Zasadniczą zaletą wydania książki jest fakt, że dociera ona do czytelników. Jeśli ktoś nie potrafi tego docenić, to już wiele o nim mówi. Za wydanie książki młody autor musi jednak zapłacić określoną cenę – choćby przyjęcia pierwszej krytyki, no a później trzeba się pogodzić z tym, że po latach będziesz patrzył na coś, co napisałeś we wczesnej młodości, krzywiąc się, jakbyś jadł cytrynę.

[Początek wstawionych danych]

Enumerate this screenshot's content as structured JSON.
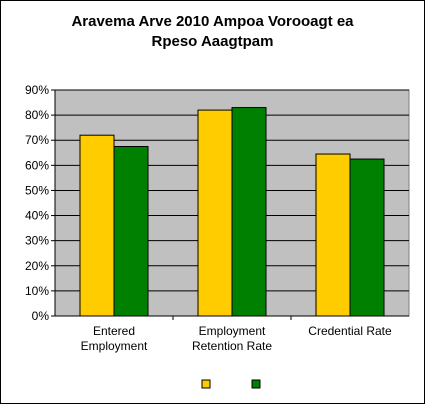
{
  "chart_data": {
    "type": "bar",
    "title_lines": [
      "Aravema Arve 2010 Ampoa Vorooagt ea",
      "Rpeso Aaagtpam"
    ],
    "categories": [
      [
        "Entered",
        "Employment"
      ],
      [
        "Employment",
        "Retention Rate"
      ],
      [
        "Credential Rate"
      ]
    ],
    "series": [
      {
        "name": "",
        "color": "#FFCC00",
        "values": [
          72,
          82,
          64.5
        ]
      },
      {
        "name": "",
        "color": "#008000",
        "values": [
          67.5,
          83,
          62.5
        ]
      }
    ],
    "ylim": [
      0,
      90
    ],
    "ytick_step": 10,
    "ytick_format": "percent",
    "plot_background": "#C0C0C0",
    "grid": true,
    "legend_position": "bottom"
  }
}
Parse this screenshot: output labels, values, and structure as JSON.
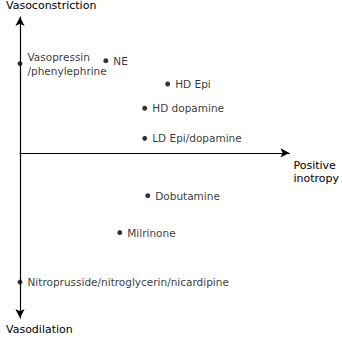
{
  "chart_data": {
    "type": "scatter",
    "axis_labels": {
      "x": "Positive\ninotropy",
      "y_top": "Vasoconstriction",
      "y_bottom": "Vasodilation"
    },
    "labels": [
      "Vasopressin\n/phenylephrine",
      "NE",
      "HD Epi",
      "HD dopamine",
      "LD Epi/dopamine",
      "Dobutamine",
      "Milrinone",
      "Nitroprusside/nitroglycerin/nicardipine"
    ],
    "x": [
      0,
      8.6,
      14.8,
      12.5,
      12.5,
      12.8,
      10,
      0
    ],
    "y": [
      9.2,
      9.5,
      7.1,
      4.6,
      1.5,
      -4.4,
      -8.2,
      -13.3
    ],
    "xlim": [
      0,
      27
    ],
    "ylim": [
      -17,
      14
    ],
    "color": "#000000",
    "grid": false,
    "tick_labels": false
  }
}
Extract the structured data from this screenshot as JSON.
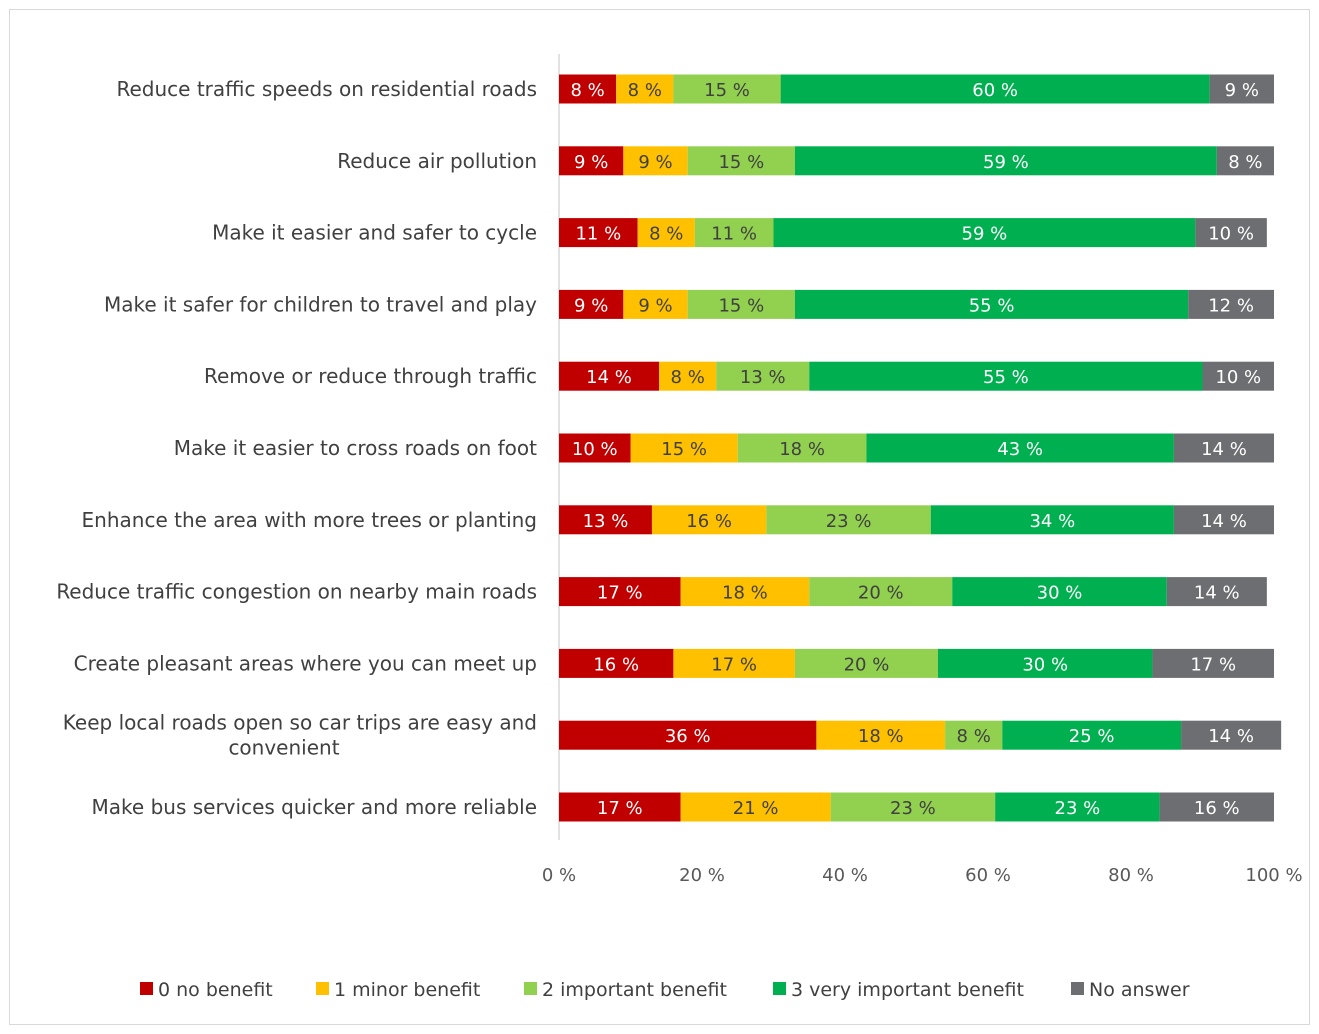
{
  "chart_data": {
    "type": "bar",
    "orientation": "horizontal",
    "stacked": true,
    "percent_stacked": true,
    "legend_position": "bottom",
    "grid": false,
    "xlim": [
      0,
      100
    ],
    "x_ticks": [
      "0 %",
      "20 %",
      "40 %",
      "60 %",
      "80 %",
      "100 %"
    ],
    "categories": [
      [
        "Reduce traffic speeds on residential roads"
      ],
      [
        "Reduce air pollution"
      ],
      [
        "Make it easier and safer to cycle"
      ],
      [
        "Make it safer for children to travel and play"
      ],
      [
        "Remove or reduce through traffic"
      ],
      [
        "Make it easier to cross roads on foot"
      ],
      [
        "Enhance the area with more trees or planting"
      ],
      [
        "Reduce traffic congestion on nearby main roads"
      ],
      [
        "Create pleasant areas where you can meet up"
      ],
      [
        "Keep local roads open so car trips are easy and",
        "convenient"
      ],
      [
        "Make bus services quicker and more reliable"
      ]
    ],
    "series": [
      {
        "name": "0 no benefit",
        "color": "#c00000",
        "label_color": "#ffffff",
        "values": [
          8,
          9,
          11,
          9,
          14,
          10,
          13,
          17,
          16,
          36,
          17
        ]
      },
      {
        "name": "1 minor benefit",
        "color": "#ffc000",
        "label_color": "#404040",
        "values": [
          8,
          9,
          8,
          9,
          8,
          15,
          16,
          18,
          17,
          18,
          21
        ]
      },
      {
        "name": "2 important benefit",
        "color": "#92d050",
        "label_color": "#404040",
        "values": [
          15,
          15,
          11,
          15,
          13,
          18,
          23,
          20,
          20,
          8,
          23
        ]
      },
      {
        "name": "3 very important benefit",
        "color": "#00b050",
        "label_color": "#ffffff",
        "values": [
          60,
          59,
          59,
          55,
          55,
          43,
          34,
          30,
          30,
          25,
          23
        ]
      },
      {
        "name": "No answer",
        "color": "#6d6e71",
        "label_color": "#ffffff",
        "values": [
          9,
          8,
          10,
          12,
          10,
          14,
          14,
          14,
          17,
          14,
          16
        ]
      }
    ],
    "value_suffix": " %"
  }
}
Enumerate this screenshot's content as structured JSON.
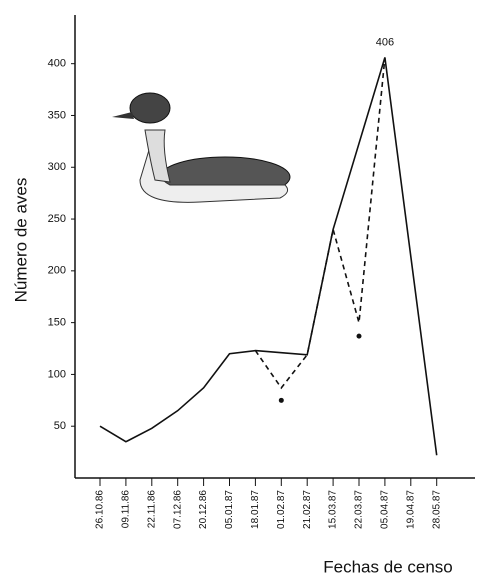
{
  "chart_data": {
    "type": "line",
    "y_label": "Número de aves",
    "x_label": "Fechas de censo",
    "annotation": {
      "text": "406",
      "category": "05.04.87",
      "value": 406
    },
    "categories": [
      "26.10.86",
      "09.11.86",
      "22.11.86",
      "07.12.86",
      "20.12.86",
      "05.01.87",
      "18.01.87",
      "01.02.87",
      "21.02.87",
      "15.03.87",
      "22.03.87",
      "05.04.87",
      "19.04.87",
      "28.05.87"
    ],
    "series": [
      {
        "style": "solid",
        "color": "#111111",
        "values": [
          50,
          35,
          48,
          65,
          87,
          120,
          123,
          121,
          119,
          240,
          323,
          406,
          214,
          22
        ]
      },
      {
        "style": "dashed",
        "color": "#111111",
        "values": [
          null,
          null,
          null,
          null,
          null,
          null,
          123,
          87,
          119,
          240,
          150,
          406,
          null,
          null
        ]
      },
      {
        "style": "dots",
        "color": "#111111",
        "values": [
          null,
          null,
          null,
          null,
          null,
          null,
          null,
          75,
          null,
          null,
          137,
          null,
          null,
          null
        ]
      }
    ],
    "ylim": [
      0,
      447
    ],
    "yticks": [
      50,
      100,
      150,
      200,
      250,
      300,
      350,
      400
    ],
    "grid": false
  }
}
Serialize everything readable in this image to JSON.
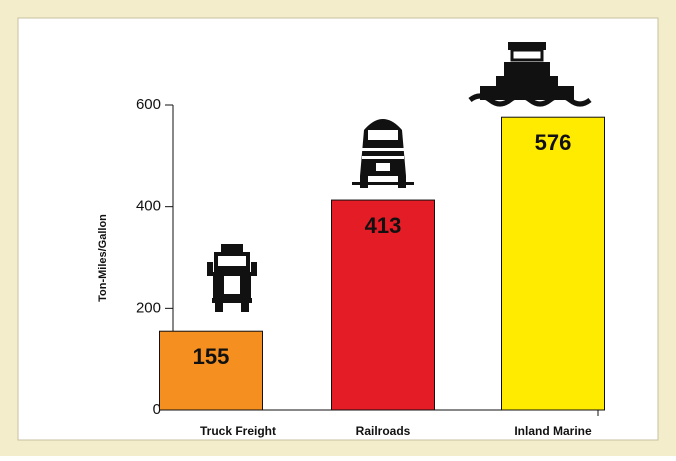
{
  "chart_data": {
    "type": "bar",
    "y_axis_label": "Ton-Miles/Gallon",
    "categories": [
      "Truck Freight",
      "Railroads",
      "Inland Marine"
    ],
    "values": [
      155,
      413,
      576
    ],
    "colors": [
      "#f58f1f",
      "#e31c25",
      "#ffeb00"
    ],
    "ylim": [
      0,
      600
    ],
    "yticks": [
      0,
      200,
      400,
      600
    ],
    "grid": false
  }
}
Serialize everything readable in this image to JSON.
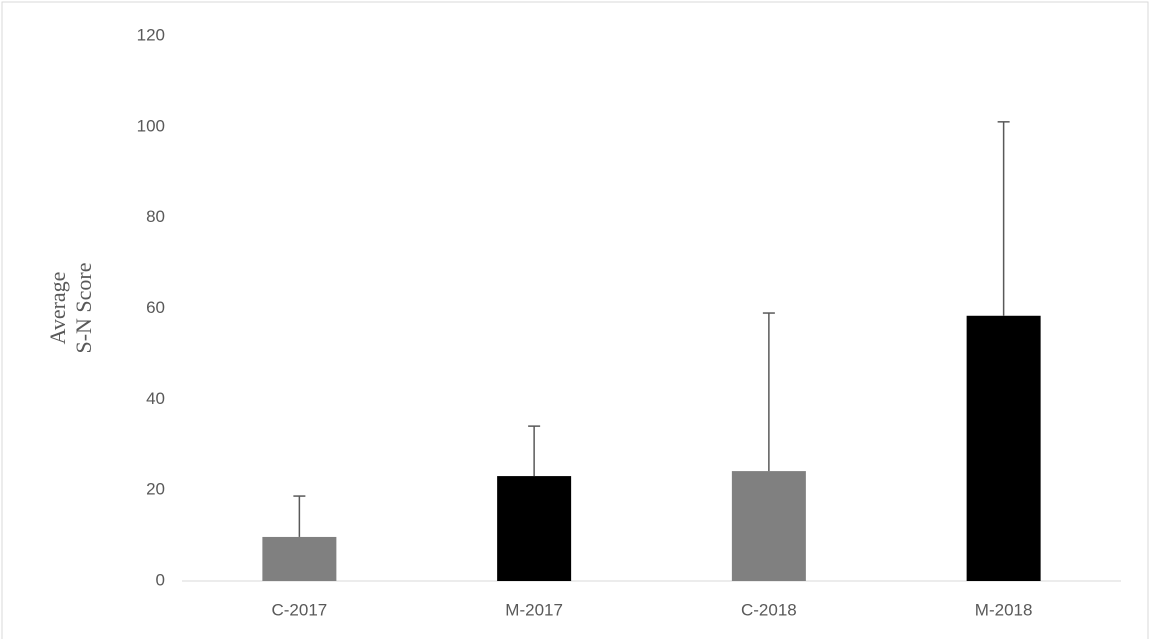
{
  "chart_data": {
    "type": "bar",
    "y_label": [
      "Average",
      "S-N Score"
    ],
    "categories": [
      "C-2017",
      "M-2017",
      "C-2018",
      "M-2018"
    ],
    "values": [
      9.7,
      23.1,
      24.2,
      58.4
    ],
    "errors": [
      9.0,
      11.0,
      34.8,
      42.7
    ],
    "colors": [
      "#808080",
      "#000000",
      "#808080",
      "#000000"
    ],
    "error_color": "#595959",
    "ylim": [
      0,
      120
    ],
    "yticks": [
      0,
      20,
      40,
      60,
      80,
      100,
      120
    ],
    "grid": false
  }
}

Na okładkach Twoich książek tytuł zapisany jest wielkim rozmiarem czcionki. Nazwisko autora ginie w jego otoczeniu. Całkiem odwrotnie niż w amerykańskich wydawnictwach, gdzie liczy się nazwisko, a nie tytuł książki.

Już kilkakrotnie doradzano mi, aby zasugerować wydawcy powiększenie czcionki z nazwiskiem, zwłaszcza na grzbietach książek, gdzie jest rzeczywiście dość niewidoczne, ale zwyczajnie nie widzę takiej potrzeby. Być może byłaby to dobra inwestycja na przyszłość, niemniej najważniejsze są same powieści, a ich tytuły akurat eksponowane są znakomicie. I to mi wystarcza. Czytelnik, który trafi w księgarni na książkę pt. Centurion Proximus albo Pretorianin już na samym początku otrzymuje jasny sygnał, czego może się po niej spodziewać. A mnie zależy przede wszystkim na miłośnikach wiadomej epoki, pewnego kostiumu, który reprezentuje zarówno określony zespół wartości, jak i czasokres historyczny. Oczywiście, jak wielu autorom powieści historycznych, mnie także marzy się, aby czytelników „z zewnątrz” zachęcić poprzez moje książki do bliższego poznania starożytności. Ale to miłośnicy antyku są najwierniejszymi czytelnikami tego typu literatury i to od nich najczęściej autor otrzymuje listy, recenzje, ciepłe słowa i równie cenne uwagi krytyczne.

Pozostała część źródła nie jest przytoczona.